Lockheed Martin Corp. said yesterday it would buy Sikorsky Aircraft, the helicopter unit of United Technologies Corp., for $9 billion, and would review the possible sale or spinoff of $6 billion in other information technology and services businesses.

The Pentagon’s largest supplier said the net cost of the Sikorsky deal was around $7.1 billion, taking into account tax benefits resulting from the transaction.

Lockheed also reported higher earnings and revenue for the second quarter.

The deal cements Lockheed’s dominance in weapons making and opens key new foreign markets for the company, which dwarves its nearest competitors, the defence business of Boeing Co. and Northrop Grumman Corp.

“Sikorsky is a natural fit for Lockheed Martin and complements our broad portfolio of world-class aerospace and defence products and technologies,” Lockheed chief executive Marillyn Hewson said in a statement.
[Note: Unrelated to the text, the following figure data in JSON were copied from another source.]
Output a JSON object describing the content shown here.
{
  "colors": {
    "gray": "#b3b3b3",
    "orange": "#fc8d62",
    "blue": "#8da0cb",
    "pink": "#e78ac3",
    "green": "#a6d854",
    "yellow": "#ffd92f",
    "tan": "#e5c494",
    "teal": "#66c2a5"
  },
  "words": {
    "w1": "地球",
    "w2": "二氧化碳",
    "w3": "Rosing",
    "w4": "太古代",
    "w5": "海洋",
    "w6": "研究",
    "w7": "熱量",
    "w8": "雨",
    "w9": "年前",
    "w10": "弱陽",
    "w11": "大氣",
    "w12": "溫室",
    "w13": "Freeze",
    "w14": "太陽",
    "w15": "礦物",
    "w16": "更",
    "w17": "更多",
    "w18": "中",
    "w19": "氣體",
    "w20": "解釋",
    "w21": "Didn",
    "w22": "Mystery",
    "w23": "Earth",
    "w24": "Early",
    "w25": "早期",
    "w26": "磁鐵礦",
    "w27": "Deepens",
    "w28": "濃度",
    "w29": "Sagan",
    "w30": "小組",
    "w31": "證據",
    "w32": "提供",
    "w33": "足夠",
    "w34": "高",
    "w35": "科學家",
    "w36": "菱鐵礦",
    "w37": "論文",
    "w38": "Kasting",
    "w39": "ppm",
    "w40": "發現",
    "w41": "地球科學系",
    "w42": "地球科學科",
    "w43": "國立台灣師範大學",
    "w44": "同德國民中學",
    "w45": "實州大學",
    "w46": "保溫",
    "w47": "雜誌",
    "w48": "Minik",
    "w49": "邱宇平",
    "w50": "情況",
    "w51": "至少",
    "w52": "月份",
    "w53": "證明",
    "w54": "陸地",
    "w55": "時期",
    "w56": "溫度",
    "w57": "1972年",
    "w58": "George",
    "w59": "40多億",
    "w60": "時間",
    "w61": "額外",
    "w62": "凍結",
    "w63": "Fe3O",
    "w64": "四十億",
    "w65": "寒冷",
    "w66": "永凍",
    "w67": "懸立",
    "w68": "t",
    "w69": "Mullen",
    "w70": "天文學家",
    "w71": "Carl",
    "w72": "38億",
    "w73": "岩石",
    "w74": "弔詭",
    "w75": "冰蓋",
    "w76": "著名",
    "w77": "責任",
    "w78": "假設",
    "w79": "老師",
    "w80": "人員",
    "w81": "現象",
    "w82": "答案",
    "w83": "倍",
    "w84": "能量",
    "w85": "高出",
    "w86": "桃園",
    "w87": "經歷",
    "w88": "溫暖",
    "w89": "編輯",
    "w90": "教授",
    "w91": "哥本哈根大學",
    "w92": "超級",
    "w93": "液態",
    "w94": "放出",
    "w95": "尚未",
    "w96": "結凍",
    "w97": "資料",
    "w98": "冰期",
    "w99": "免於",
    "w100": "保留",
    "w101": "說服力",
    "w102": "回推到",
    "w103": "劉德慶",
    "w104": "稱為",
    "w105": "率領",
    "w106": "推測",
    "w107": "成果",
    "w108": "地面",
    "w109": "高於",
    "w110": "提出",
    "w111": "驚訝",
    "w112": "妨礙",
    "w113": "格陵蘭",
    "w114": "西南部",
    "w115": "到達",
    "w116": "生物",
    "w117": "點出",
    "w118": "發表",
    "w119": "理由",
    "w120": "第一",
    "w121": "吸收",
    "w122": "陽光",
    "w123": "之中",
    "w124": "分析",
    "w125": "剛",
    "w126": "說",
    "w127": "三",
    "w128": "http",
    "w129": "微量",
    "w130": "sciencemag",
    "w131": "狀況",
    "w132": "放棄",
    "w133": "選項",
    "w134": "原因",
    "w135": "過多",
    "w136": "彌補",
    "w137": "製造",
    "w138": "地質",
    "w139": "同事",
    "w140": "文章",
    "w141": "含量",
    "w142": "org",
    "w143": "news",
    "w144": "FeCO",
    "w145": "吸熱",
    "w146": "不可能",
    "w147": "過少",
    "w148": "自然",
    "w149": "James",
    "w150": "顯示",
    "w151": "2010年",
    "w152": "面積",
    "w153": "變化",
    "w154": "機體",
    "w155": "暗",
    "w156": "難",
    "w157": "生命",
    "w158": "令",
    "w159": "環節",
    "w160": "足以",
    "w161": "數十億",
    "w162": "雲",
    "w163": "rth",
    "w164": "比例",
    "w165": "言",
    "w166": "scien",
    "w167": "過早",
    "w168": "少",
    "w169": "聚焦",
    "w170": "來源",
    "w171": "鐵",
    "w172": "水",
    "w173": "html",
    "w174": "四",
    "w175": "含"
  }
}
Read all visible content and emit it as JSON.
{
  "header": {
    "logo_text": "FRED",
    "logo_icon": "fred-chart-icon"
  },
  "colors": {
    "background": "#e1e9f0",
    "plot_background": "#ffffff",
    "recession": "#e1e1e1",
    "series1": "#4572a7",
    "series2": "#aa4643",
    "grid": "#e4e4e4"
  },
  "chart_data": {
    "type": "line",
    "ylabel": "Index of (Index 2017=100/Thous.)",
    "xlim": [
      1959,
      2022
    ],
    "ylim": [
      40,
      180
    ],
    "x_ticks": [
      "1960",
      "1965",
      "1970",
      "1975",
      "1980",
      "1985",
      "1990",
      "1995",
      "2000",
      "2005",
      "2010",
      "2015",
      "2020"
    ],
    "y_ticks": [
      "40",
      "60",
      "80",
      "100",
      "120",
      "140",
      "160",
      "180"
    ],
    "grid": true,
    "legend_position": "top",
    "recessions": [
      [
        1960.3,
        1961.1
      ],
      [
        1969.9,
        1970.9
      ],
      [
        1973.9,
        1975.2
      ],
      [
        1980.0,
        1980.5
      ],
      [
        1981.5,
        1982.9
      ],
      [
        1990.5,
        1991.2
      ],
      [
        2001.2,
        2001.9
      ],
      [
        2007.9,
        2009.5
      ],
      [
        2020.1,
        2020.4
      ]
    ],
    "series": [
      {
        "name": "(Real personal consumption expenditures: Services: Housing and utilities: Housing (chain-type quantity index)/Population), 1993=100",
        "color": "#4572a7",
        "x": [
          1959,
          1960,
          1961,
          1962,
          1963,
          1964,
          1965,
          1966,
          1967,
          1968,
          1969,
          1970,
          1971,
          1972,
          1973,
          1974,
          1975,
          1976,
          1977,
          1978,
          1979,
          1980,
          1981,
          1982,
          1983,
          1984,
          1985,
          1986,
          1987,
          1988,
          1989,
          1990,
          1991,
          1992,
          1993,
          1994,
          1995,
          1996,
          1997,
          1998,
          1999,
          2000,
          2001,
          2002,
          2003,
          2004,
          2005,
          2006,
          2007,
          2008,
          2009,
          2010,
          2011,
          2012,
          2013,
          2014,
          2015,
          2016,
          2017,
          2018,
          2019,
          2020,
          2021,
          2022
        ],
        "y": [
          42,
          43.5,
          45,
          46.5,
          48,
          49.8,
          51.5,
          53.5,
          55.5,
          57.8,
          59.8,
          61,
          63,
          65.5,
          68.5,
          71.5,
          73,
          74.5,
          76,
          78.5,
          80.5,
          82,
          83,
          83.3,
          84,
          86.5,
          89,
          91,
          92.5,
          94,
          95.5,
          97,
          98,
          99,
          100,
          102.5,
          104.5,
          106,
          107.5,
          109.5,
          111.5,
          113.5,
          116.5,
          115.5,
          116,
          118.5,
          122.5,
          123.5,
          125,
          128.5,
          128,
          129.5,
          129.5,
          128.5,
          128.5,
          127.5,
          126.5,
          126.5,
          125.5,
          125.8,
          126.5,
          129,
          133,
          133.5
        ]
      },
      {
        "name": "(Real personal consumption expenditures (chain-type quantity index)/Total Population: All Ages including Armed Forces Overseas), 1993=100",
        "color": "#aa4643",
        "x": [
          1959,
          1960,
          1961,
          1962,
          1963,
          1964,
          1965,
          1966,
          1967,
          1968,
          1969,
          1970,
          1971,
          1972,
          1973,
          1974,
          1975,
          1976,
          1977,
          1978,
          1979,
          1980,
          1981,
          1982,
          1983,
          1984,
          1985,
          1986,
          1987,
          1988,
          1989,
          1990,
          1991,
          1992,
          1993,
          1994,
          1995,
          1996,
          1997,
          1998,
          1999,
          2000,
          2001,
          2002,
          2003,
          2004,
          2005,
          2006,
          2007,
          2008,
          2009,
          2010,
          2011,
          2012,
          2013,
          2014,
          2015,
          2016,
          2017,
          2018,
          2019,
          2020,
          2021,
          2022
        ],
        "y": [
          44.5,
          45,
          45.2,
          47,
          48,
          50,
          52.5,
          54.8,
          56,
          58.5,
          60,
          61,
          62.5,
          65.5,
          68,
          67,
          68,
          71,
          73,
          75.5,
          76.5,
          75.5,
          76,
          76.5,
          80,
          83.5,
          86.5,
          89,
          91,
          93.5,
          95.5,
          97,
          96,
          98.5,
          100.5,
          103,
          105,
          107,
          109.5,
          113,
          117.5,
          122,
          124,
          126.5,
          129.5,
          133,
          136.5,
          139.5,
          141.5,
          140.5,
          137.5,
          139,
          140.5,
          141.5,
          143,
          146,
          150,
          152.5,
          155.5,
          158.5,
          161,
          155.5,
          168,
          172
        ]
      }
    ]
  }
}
Lockheed, which makes F-35 fighter jets, naval ships and high-end government satellites, said the purchase would have no impact on its commitment to return cash to shareholders through dividends and to reduce outstanding share count to below 300 million shares by the end of 2017.

It said it repurchased 4.9 million shares for $937 million in the quarter, up from 0.8 million shares for $124 million in the year earlier period.

Lockheed said it would align Sikorsky under its mission systems and training business, which had already worked closely with Sikorsky on several helicopter programs.

The company expects to close the transaction by late in the fourth quarter of this year, or early in 2016, depending on regulatory approvals.

It said it would complete a strategic review of its government IT infrastructure services business and the technical services business within its missiles and fire control segment by the end of the year, units with about 17,000 employees.

The company will retain services businesses focussed on defence and intelligence customers.

UTC said proceeds from the sale of its helicopter unit would fund more share buybacks to offset the earnings impact from the departure of Sikorsky. Its board authorised a share buyback of up to 75 million shares, which would be worth about $8.3 billion based on Friday’s closing price, the company said.

“Exiting the helicopter business will allow UTC to better focus on providing high-technology systems and services to the aerospace and building industries and to deliver improved and sustained value to our customers and shareowners,” UTC chief executive Greg Hayes said in a statement.